Klein-Gordon and Dirac particles in non-constant scalar-curvature background

TL;DR

This paper analyzes Klein-Gordon and Dirac particles in specific non-constant scalar-curvature backgrounds, revealing discrete and continuous spectra depending on the metric form and particle properties, with implications for quantum field behavior in curved spacetime.

Contribution

It provides the first detailed spectral analysis of Klein-Gordon and Dirac particles in exponential scalar-curvature backgrounds with varying metric functions.

Findings

Discrete spectrum for $u(x)=e^{gx}$ with specific ground state energy.

Continuous spectrum for $u(x)=e^{-gx}$ in certain cases.

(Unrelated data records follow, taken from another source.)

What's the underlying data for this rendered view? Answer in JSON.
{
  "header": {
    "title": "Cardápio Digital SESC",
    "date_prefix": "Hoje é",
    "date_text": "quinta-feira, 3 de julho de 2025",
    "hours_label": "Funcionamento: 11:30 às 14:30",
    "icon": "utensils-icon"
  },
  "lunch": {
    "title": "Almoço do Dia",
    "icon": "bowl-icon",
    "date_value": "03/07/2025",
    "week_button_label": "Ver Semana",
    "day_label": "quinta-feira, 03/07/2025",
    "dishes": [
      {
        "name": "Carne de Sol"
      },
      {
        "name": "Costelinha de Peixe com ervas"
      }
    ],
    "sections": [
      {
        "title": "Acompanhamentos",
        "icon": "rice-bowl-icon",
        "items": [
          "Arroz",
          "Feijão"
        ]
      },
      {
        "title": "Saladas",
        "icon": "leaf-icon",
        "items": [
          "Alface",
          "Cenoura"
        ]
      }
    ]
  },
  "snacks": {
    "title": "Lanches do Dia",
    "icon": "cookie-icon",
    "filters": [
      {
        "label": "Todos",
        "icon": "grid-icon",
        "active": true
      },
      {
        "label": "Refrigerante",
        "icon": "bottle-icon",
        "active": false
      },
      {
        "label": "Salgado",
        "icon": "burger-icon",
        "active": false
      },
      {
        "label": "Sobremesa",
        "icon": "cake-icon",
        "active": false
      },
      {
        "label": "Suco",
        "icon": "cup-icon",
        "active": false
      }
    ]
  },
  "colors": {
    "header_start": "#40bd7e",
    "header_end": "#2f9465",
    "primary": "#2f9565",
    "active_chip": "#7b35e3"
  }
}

Threshold transverse-momentum values differ for Klein-Gordon and Dirac particles.

Abstract

The Klein-Gordon and Dirac equations are considered in a semi-infinite lab ($x > 0$) in the presence of background metrics $ds^2 =u^2(x) \eta_{\mu\nu} dx^\mu dx^\nu$ and $ds^2=-dt^2+u^2(x)\eta_{ij}dx^i dx^j$ with $u(x)=e^{\pm gx}$. These metrics have non-constant scalar-curvatures. Various aspects of the solutions are studied. For the first metric with $u(x)=e^{gx}$, it is shown that the spectrums are discrete, with the ground state energy $E^2_{min}=p^2c^2 + g^2c^2\hbar^2$ for spin-0 particles. For $u(x)=e^{-gx}$, the spectrums are found to be continuous. For the second metric with $u(x)=e^{-gx}$, each particle, depends on its transverse-momentum, can have continuous or discrete spectrum. For Klein-Gordon particles, this threshold transverse-momentum is $\sqrt{3}g/2$, while for Dirac particles it is $g/2$. There is no solution for $u(x)=e^{gx}$ case. Some geometrical properties of these metrics are also discussed.